O Grupo de Trabalho (GT) da Comissão de Assuntos Econômicos (CAE) do Senado, designado para acompanhar as investigações sobre o Banco Master, programou para esta quarta-feira (11) encontros estratégicos com lideranças institucionais em Brasília. Às 17h, os parlamentares se reúnem com o diretor-geral da Polícia Federal, Andrei Augusto Passos Rodrigues, e, às 18h30, com o presidente do Supremo Tribunal Federal (STF), ministro Edson Fachin. O objetivo é aprofundar a apuração sobre irregularidades que levaram à liquidação extrajudicial da instituição pelo Banco Central em novembro do ano passado.

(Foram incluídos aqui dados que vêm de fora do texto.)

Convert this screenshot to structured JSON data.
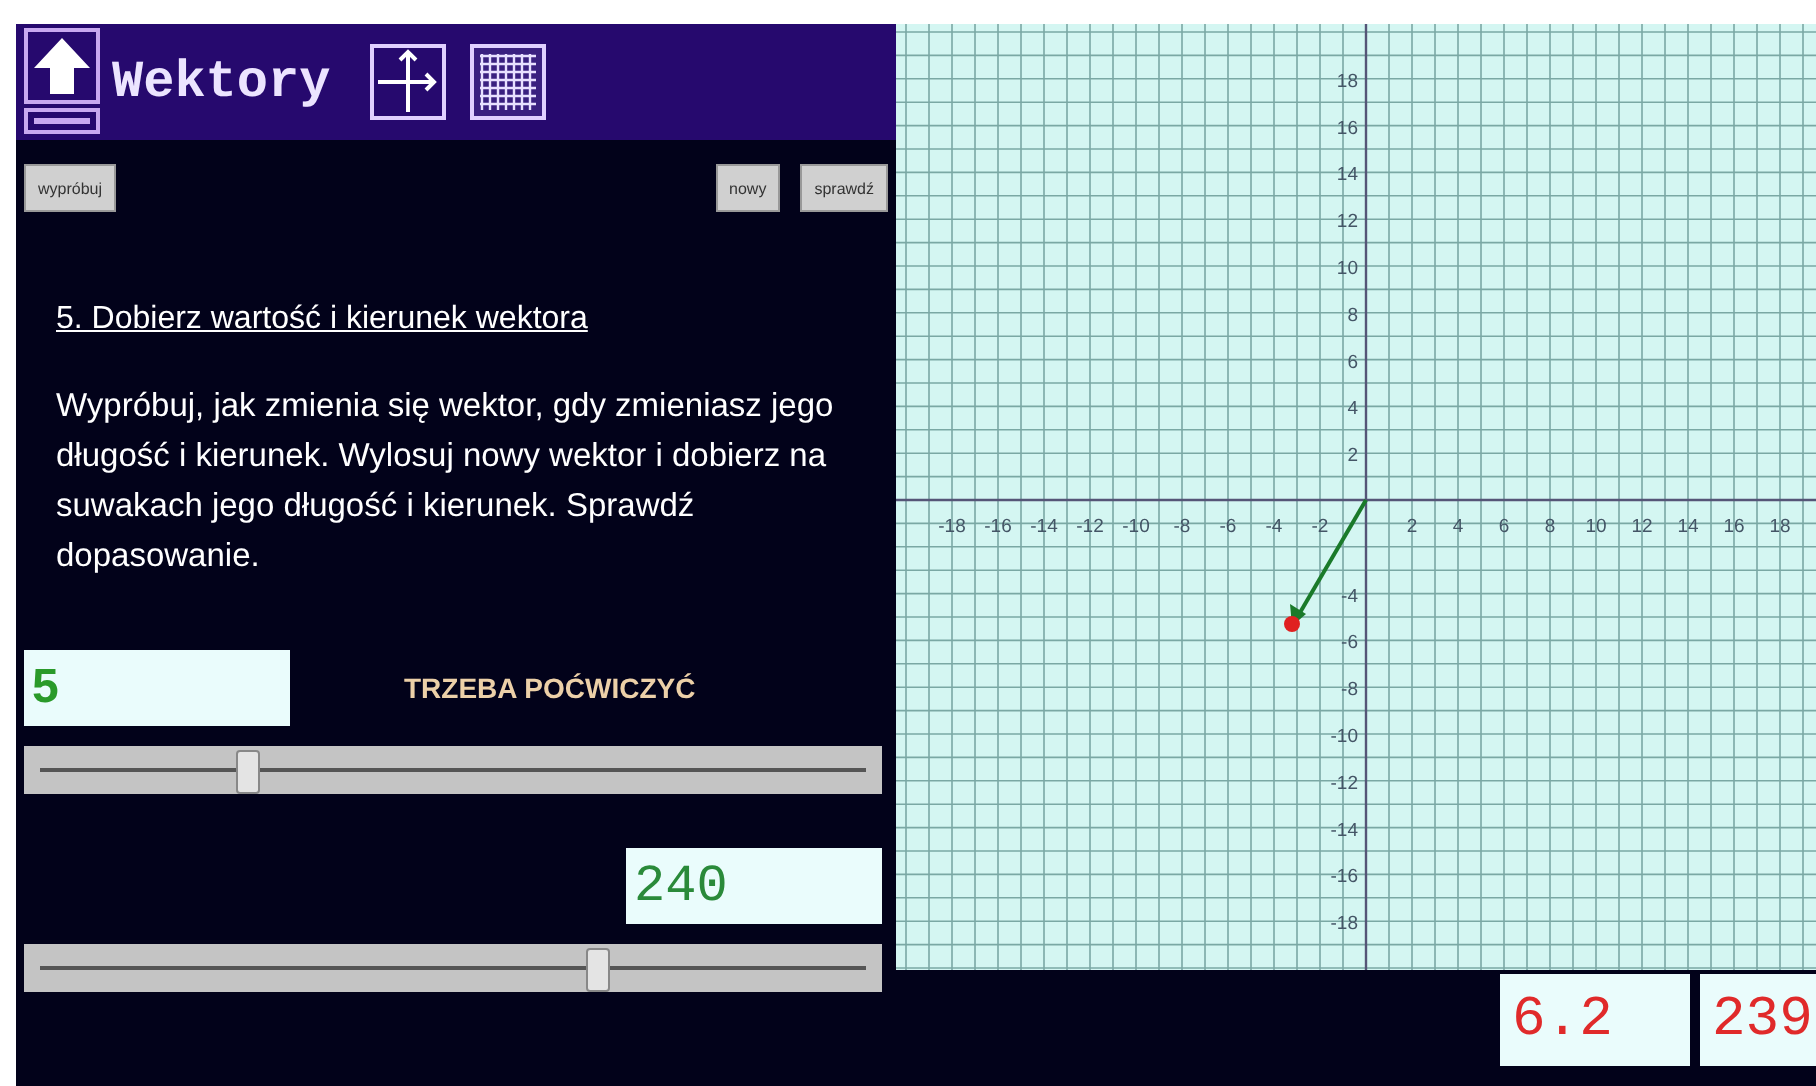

A agenda de reuniões foi consolidada durante uma sessão realizada nesta terça-feira (10), na qual o colegiado aprovou 19 requerimentos fundamentais para o avanço dos trabalhos. Entre as medidas autorizadas, conforme informações da Agência Senado, constam convites para depoimentos de figuras centrais da instituição, como Daniel Vorcaro, presidente do Banco Master, e Augusto Lima, ex-sócio do banco.
O presidente da CAE, senador Renan Calheiros (MDB-AL), enfatizou a gravidade da situação durante a reunião. Segundo o parlamentar, “a fraude bilionária do Banco Master alarma o país; [o banco] funcionou por anos como um globo da morte para o mercado. (…) Esta comissão não acobertará esse espetáculo, que deixou milhões de brasileiros na lona e afetou, principalmente, os fundos de previdência, os fundos de pensão e as aplicações acima de R$ 250 mil”.
Aprovação de audiências públicas e convocações
Os requerimentos aprovados pelo GT estabelecem uma série de audiências públicas com autoridades do setor financeiro e de controle. Embora as datas ainda dependam de confirmação oficial, a lista de convidados inclui o presidente do Banco Central, Gabriel Galípolo; o diretor de fiscalização da autarquia, Ailton Santos; e o ex-presidente do BC, Paulo Sérgio Neves de Souza. Também foram chamados o presidente interino da Comissão de Valores Mobiliários (CVM), João Accioly, e o presidente do Tribunal de Contas da União (TCU), Vital do Rêgo Filho.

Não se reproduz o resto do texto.